On February 4, the Korea Centers for Disease Control and Prevention took advantage of the post-MERS reform and authorized an unlicensed Covid-19 test; the government went on to test an extraordinary number of people. By February 26, Korea had tested 46,127 cases, while by that point, Japan had tested just 1,846 cases and the United States only 426. Tests still remain hard to come by in the United States, despite the Trump administration’s repeated suggestions that widespread testing is imminent.
There are few countries as technologically advanced as South Korea that are able to adopt this approach without a wide spread lockdown. And it helped that they allowed the use of an unapproved tests whereas in the USA the CDC blocked the use of independent tests which has lead to their current deplorable state of testing.

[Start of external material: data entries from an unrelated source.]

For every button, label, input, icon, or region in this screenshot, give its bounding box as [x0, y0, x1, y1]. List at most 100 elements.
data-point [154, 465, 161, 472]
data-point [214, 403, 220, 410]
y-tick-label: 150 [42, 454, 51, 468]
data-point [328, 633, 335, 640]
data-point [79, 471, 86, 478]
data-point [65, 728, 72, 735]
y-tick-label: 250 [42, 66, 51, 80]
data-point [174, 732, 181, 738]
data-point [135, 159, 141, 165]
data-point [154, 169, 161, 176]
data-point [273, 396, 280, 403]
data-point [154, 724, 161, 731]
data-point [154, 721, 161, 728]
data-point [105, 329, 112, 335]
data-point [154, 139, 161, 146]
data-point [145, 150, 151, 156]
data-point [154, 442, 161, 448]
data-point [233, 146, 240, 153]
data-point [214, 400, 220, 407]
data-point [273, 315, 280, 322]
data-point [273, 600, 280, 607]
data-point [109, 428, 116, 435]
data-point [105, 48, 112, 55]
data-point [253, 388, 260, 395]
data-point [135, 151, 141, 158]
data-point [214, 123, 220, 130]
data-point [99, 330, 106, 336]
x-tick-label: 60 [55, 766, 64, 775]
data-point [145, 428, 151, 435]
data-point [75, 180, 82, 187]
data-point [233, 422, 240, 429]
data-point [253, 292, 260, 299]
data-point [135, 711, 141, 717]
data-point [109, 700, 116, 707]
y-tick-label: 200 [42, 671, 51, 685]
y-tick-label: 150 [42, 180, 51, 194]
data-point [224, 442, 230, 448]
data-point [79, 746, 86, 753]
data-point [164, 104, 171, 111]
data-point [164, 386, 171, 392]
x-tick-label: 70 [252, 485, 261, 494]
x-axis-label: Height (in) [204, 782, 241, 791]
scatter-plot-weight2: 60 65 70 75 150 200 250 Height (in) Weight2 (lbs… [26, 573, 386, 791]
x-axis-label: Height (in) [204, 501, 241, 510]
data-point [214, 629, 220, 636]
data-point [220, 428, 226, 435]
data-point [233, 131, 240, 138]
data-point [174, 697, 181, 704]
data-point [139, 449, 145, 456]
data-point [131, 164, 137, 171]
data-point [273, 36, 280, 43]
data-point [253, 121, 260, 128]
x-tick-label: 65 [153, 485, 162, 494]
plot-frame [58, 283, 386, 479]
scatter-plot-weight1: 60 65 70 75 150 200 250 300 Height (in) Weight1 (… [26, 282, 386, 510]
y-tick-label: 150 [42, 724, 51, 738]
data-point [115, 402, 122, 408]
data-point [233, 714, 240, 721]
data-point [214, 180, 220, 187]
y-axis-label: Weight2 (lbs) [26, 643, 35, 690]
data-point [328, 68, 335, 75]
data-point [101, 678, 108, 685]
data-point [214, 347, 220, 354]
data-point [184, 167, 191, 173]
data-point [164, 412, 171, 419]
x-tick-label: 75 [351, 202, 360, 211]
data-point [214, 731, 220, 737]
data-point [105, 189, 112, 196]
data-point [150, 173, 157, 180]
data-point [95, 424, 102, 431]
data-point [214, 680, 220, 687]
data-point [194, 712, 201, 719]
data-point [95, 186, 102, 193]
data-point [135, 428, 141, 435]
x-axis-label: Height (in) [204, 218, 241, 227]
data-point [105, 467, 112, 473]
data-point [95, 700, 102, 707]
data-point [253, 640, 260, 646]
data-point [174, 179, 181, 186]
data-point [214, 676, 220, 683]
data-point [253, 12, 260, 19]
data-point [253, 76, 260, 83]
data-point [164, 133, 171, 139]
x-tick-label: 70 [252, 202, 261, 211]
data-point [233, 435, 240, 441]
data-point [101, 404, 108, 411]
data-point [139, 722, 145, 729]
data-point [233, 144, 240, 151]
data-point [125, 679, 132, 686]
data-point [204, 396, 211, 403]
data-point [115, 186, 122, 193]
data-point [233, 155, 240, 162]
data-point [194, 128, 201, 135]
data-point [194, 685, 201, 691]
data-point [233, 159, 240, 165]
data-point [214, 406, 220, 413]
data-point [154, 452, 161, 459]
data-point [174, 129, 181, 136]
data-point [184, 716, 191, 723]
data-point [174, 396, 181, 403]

Following the end of the MERS outbreak, South Korea enacted a new law in 2016 that allows laboratories to use unapproved in-vitro diagnostic kits in the case of a public health emergency.
and
“Testing is absolutely critical with a fast-travelling virus like this,” says Kang. “We have tested over 350,000 cases so far – some patients are tested many times before they are released, so we can say they are fully cured. Altogether, we’re talking about one out of 145 or one out of 150 people having been tested so far.”